И пан полковой обозный с любимою своею жёнушкой, за руки взявшись, в молитвенном экстазе не чуяли, как говорится, и пупа на череве и возносились к богу, взглядом провожая сладкий дым высокотечный, что белым столбом подымался уже до самых небесных чертогов.

— Когда чего просишь, зенки в небо возносишь, — тихо прыснула распроехидная Явдоха.

19

А там, на небеси, господь, чуть не брякнувшись вниз (от непомерного каждения голова у него кругом пошла), так сказал апостолу Петру:

— Петро, а Петро?!

— Ну, — нехотя, клюя носом над новым французским романом, отозвался апостол Петро.

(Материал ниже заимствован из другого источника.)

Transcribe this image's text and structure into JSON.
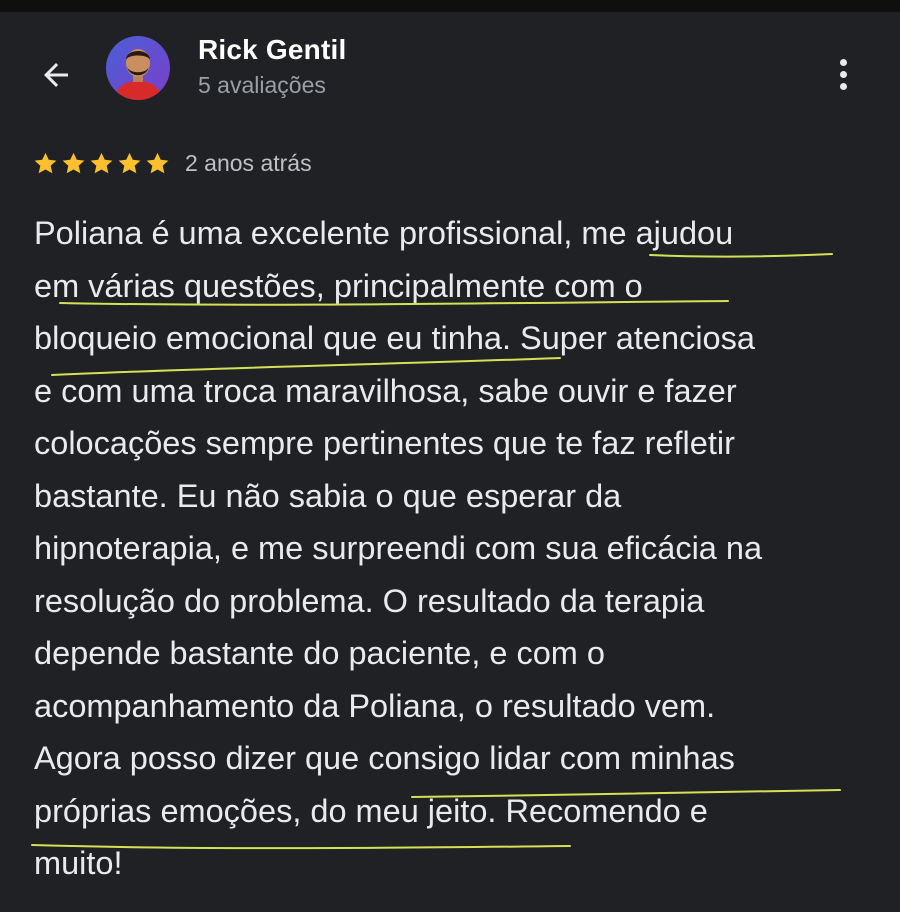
{
  "header": {
    "back_icon": "arrow-left-icon",
    "user_name": "Rick Gentil",
    "review_count": "5 avaliações",
    "menu_icon": "more-vert-icon"
  },
  "review": {
    "rating": 5,
    "rating_max": 5,
    "star_color": "#fbc02d",
    "time": "2 anos atrás",
    "lines": [
      "Poliana é uma excelente profissional, me ajudou",
      "em várias questões, principalmente com o",
      "bloqueio emocional que eu tinha. Super atenciosa",
      "e com uma troca maravilhosa, sabe ouvir e fazer",
      "colocações sempre pertinentes que te faz refletir",
      "bastante. Eu não sabia o que esperar da",
      "hipnoterapia, e me surpreendi com sua eficácia na",
      "resolução do problema. O resultado da terapia",
      "depende bastante do paciente, e com o",
      "acompanhamento da Poliana, o resultado vem.",
      "Agora posso dizer que consigo lidar com minhas",
      "próprias emoções, do meu jeito. Recomendo e",
      "muito!"
    ]
  },
  "annotation_color": "#d4e157"
}
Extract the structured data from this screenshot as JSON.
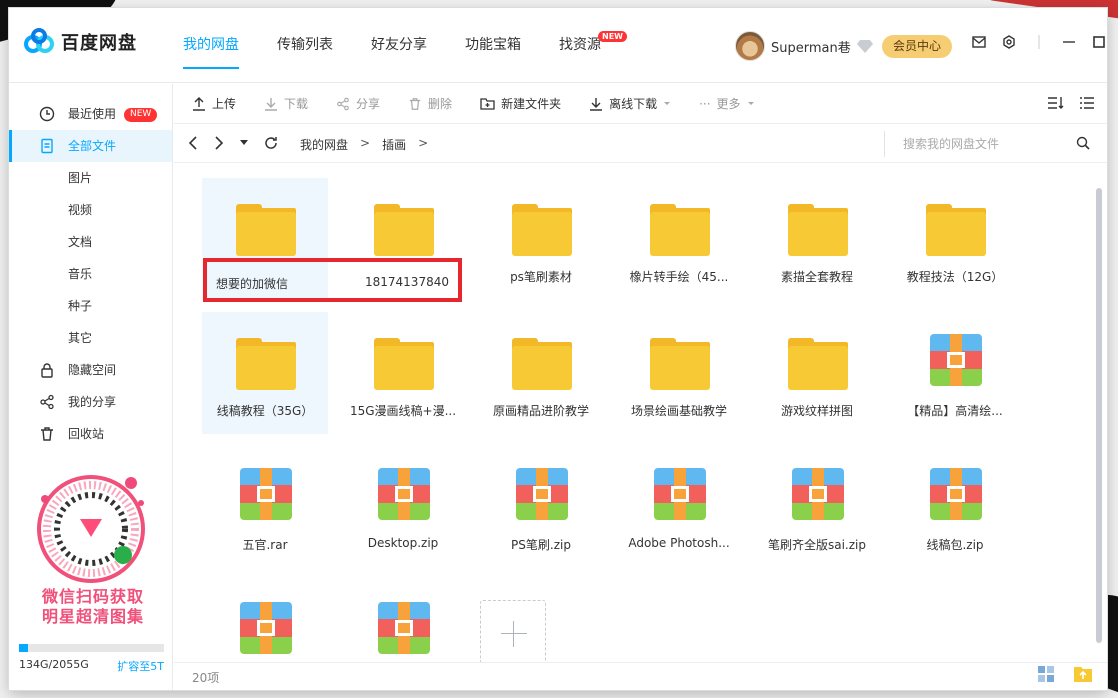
{
  "app": {
    "logo_text": "百度网盘"
  },
  "nav": [
    {
      "label": "我的网盘",
      "active": true
    },
    {
      "label": "传输列表"
    },
    {
      "label": "好友分享"
    },
    {
      "label": "功能宝箱"
    },
    {
      "label": "找资源",
      "badge": "NEW"
    }
  ],
  "user": {
    "name": "Superman巷",
    "vip_button": "会员中心"
  },
  "sidebar": {
    "items": [
      {
        "label": "最近使用",
        "badge": "NEW",
        "icon": "clock-icon"
      },
      {
        "label": "全部文件",
        "active": true,
        "icon": "file-icon"
      },
      {
        "label": "图片"
      },
      {
        "label": "视频"
      },
      {
        "label": "文档"
      },
      {
        "label": "音乐"
      },
      {
        "label": "种子"
      },
      {
        "label": "其它"
      },
      {
        "label": "隐藏空间",
        "icon": "lock-icon"
      },
      {
        "label": "我的分享",
        "icon": "share-icon"
      },
      {
        "label": "回收站",
        "icon": "trash-icon"
      }
    ],
    "promo_line1": "微信扫码获取",
    "promo_line2": "明星超清图集",
    "storage_text": "134G/2055G",
    "storage_used_fraction": 0.065,
    "expand_label": "扩容至5T"
  },
  "toolbar": {
    "upload": "上传",
    "download": "下载",
    "share": "分享",
    "delete": "删除",
    "new_folder": "新建文件夹",
    "offline": "离线下载",
    "more": "更多"
  },
  "breadcrumb": {
    "root": "我的网盘",
    "folder": "插画",
    "sep": ">"
  },
  "search": {
    "placeholder": "搜索我的网盘文件"
  },
  "files": [
    {
      "name": "",
      "type": "folder"
    },
    {
      "name": "",
      "type": "folder"
    },
    {
      "name": "ps笔刷素材",
      "type": "folder"
    },
    {
      "name": "橡片转手绘（45...",
      "type": "folder"
    },
    {
      "name": "素描全套教程",
      "type": "folder"
    },
    {
      "name": "教程技法（12G）",
      "type": "folder"
    },
    {
      "name": "线稿教程（35G）",
      "type": "folder"
    },
    {
      "name": "15G漫画线稿+漫...",
      "type": "folder"
    },
    {
      "name": "原画精品进阶教学",
      "type": "folder"
    },
    {
      "name": "场景绘画基础教学",
      "type": "folder"
    },
    {
      "name": "游戏纹样拼图",
      "type": "folder"
    },
    {
      "name": "【精品】高清绘...",
      "type": "zip"
    },
    {
      "name": "五官.rar",
      "type": "zip"
    },
    {
      "name": "Desktop.zip",
      "type": "zip"
    },
    {
      "name": "PS笔刷.zip",
      "type": "zip"
    },
    {
      "name": "Adobe Photosh...",
      "type": "zip"
    },
    {
      "name": "笔刷齐全版sai.zip",
      "type": "zip"
    },
    {
      "name": "线稿包.zip",
      "type": "zip"
    },
    {
      "name": "",
      "type": "zip"
    },
    {
      "name": "",
      "type": "zip"
    }
  ],
  "overlay": {
    "left_text": "想要的加微信",
    "right_text": "18174137840"
  },
  "status": {
    "count": "20项"
  },
  "colors": {
    "accent": "#06a7ff",
    "highlight": "#e6272d",
    "folder": "#f7c935",
    "vip": "#f7cd73"
  }
}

— Кто это нам такую хвалу пускает?

— Да уж пускает кто-то.

— Крепкая хвала.

— А крепкая.

— Ещё и не бывало такой.

— Не бывало-таки.

— Всё по крохе, жадюги, по зёрнышку жгут в кадильницах тот ладан.

— Да ведь каждое зёрнышко, господи, денег стоит!

— А тут же — вон какая куча: воза, пожалуй, два?

— Не меньше.

— И кто б это ладана так не жалел?

— Кабы знатьё!

— А ты не ленись, Петро. Сойди.

— Боже милостивый! После преобильной вечери…

— Спустись и узнай: кто таков и чего он хочет от нас за свою хвалу?

— Да уж, верно, за большую хвалу немало и хочет.

— А ты спроси, чего ему надобно?.. Иди, иди!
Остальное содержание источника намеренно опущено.